The individual phoned the station in a highly distressed state, claiming that he was on the verge of jumping off Loughlinstown Bridge in south Dublin.
Gardai managed to persuade Jay to climb down in the early hours of this morning.
Independent TD Finian McGrath today called on the Broadcasting Authority of Ireland (BAI) to investigate the decision by the station to air the phone call.
His family was alerted to the call, which prompted his father to phone in himself.
The station went off air for 10 minutes, during which the man's father is believed to have urged him not to follow through with his threat.
Listeners were horrified when they heard the man angrily shout at gardai: "Get off the bridge".
Presenter Jeremy Dixon admitted during the controversial show that he was "not qualified to deal with this".
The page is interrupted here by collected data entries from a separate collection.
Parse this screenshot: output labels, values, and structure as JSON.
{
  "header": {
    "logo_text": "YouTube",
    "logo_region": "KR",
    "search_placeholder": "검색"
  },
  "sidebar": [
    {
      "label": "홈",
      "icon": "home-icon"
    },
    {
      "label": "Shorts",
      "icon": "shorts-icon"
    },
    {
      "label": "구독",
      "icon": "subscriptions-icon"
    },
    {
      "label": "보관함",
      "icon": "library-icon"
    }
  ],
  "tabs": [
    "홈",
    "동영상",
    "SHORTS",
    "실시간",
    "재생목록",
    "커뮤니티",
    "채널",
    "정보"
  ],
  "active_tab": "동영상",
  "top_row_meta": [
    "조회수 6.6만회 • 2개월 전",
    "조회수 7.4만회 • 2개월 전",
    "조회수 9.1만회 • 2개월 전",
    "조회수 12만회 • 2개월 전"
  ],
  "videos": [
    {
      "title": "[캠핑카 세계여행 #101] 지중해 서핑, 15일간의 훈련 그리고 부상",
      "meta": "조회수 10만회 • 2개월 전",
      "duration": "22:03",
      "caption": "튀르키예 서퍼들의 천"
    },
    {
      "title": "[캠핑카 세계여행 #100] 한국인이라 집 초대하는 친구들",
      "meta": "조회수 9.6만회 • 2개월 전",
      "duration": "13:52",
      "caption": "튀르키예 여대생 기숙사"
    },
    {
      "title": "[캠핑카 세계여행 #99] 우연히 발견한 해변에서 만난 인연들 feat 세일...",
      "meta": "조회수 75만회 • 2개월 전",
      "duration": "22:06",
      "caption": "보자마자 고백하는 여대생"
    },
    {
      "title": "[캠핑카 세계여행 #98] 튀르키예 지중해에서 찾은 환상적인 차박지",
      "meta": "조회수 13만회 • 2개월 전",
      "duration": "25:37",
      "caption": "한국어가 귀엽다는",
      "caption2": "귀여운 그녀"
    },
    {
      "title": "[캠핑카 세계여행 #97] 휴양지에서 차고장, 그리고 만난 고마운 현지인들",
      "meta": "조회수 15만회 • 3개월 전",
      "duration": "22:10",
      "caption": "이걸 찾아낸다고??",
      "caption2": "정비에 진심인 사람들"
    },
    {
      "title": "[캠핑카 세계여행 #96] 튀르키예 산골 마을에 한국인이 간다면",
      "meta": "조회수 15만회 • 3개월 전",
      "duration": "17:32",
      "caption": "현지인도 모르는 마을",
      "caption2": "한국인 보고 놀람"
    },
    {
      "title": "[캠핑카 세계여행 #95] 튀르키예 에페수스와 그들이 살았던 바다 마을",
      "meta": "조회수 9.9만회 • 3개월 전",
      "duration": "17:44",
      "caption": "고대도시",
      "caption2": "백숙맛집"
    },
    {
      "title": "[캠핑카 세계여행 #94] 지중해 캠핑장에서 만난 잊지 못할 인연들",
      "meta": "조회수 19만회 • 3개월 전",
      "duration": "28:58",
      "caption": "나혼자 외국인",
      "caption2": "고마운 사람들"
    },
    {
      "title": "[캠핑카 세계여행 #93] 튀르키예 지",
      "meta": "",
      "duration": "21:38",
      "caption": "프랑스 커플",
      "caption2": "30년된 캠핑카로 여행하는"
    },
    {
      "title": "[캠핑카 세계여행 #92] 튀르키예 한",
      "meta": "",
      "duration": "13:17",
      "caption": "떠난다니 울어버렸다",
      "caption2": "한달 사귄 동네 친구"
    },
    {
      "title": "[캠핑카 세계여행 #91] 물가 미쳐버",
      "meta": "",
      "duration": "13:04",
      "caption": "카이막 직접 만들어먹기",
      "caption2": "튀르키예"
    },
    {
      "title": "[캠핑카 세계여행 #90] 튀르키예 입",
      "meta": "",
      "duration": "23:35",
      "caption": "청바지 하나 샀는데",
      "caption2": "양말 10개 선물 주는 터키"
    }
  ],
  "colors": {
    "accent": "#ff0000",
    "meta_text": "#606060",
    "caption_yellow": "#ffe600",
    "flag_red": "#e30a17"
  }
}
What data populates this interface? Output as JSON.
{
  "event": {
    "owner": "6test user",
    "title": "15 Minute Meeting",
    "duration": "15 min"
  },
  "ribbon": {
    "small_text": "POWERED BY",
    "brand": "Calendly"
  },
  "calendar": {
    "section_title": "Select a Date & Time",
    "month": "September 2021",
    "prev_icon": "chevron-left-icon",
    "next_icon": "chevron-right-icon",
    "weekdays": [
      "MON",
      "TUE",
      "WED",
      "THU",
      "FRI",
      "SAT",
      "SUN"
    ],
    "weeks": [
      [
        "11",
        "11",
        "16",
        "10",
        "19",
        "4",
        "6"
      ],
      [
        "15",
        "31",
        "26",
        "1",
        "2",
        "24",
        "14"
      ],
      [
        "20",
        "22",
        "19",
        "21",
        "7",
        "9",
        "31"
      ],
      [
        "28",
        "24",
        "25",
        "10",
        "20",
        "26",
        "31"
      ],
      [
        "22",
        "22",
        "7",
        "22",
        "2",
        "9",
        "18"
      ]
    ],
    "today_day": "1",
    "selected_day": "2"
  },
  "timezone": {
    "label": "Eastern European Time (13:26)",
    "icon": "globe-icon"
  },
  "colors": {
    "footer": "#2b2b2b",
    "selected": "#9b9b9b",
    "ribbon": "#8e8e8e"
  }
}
When the programme returned to the air, presenter Jeremy Dixon told listeners: "The line has gone dead."
He announced that the show would be extended in case Jay wanted to call back and added that he was "cut up about this".
"It is obvious he has issues with a number of people, including gardai and the hse," Dixon told listeners.
FM104 and Mr Dixon were unavailable for comment this morning.
Dublin TD Finian McGrath called the station's actions as "grossly irresponsible".
"I am highly concerned that this radio station would broadcast a call from a man who was in such a vulnerable state.
"Suicide is such an emotional topic for people at the moment and the station went too far by broadcasting that call. I am further demanding that the BAI launches an investigation into the decision."